Our home TT preserve is Wilderness Lakes but its not very enjoyable in the summer months, i.e., the dairy farm and the alfalfa fields yield ungodly fly infestations. However, it is fun to fish and swim there in the other seasons. The fact that is closer to us than most of the other preserves is a big reason for us going there.

You can find us in Idyllwild at least 1x a month. We will definately go back to Pio Pico as it was only about a 2 hour drive down there from Orange County on a Friday night after leaving home about 7:30pm. Very easy to get to.

We visited Rancho Oso back in 08/03 but it was very hot and dusty at that time. I think if we have a mild October, you will be very happy with your planned trip. We love the fact that you are only about 30 minutes from the tourist beach strip and pier in Santa Barbara (we love it there).

I haven't been to Soledad Canyon yet but some other TT members I have talked to say it's one of the nicer preserves and always has a space for you.

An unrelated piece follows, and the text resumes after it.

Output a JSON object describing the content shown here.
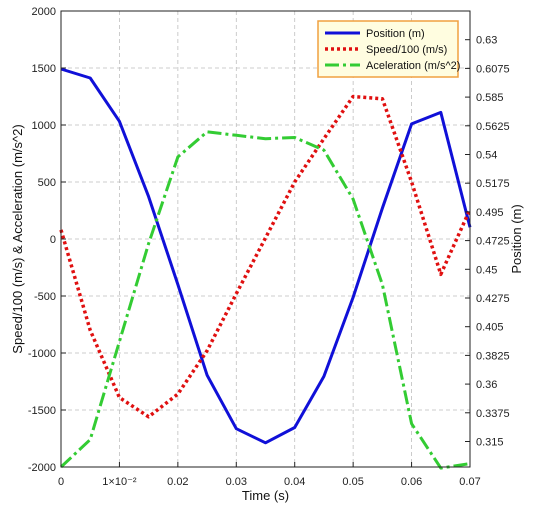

Anyway, I look forward to crossing paths with you some day down the road.


----------



## newbie_outbacker (Aug 24, 2004)

Good to hear you enjoyed your trip. We made our maiden voyage in our new 2005 26RS this week. We stayed at the Pacific City Preserve in N. Oregon. We used the dealer promotional offer for 1000 Trails - 4 Days 3 Nights. We didn't even get the tour. The promo card said the husband and wife were both "requested to attend". he sales guy wasn't too excited when the wife opted out of his presentation. I said that we wouldn't purchase after only seeing 1 site anyway. He said enjoy the rest of your stay. LOL
Pacific city is a beautiful site, and the weather cleared on the 2nd day. I would highly recomend it to all the 1000 trail members.
As for our maiden voyage, our lil house performed admirably. We quickly learned about Grey water management...sewer for members only. The mini blinds are worthless...LOL. There is way more storage than needed. And my 2000 Mountaineer is fine pulling it!!! Though the WD setup was a pain in the behind. I stopped by the dealer's on the way home and he said he would fix my setup for me.


----------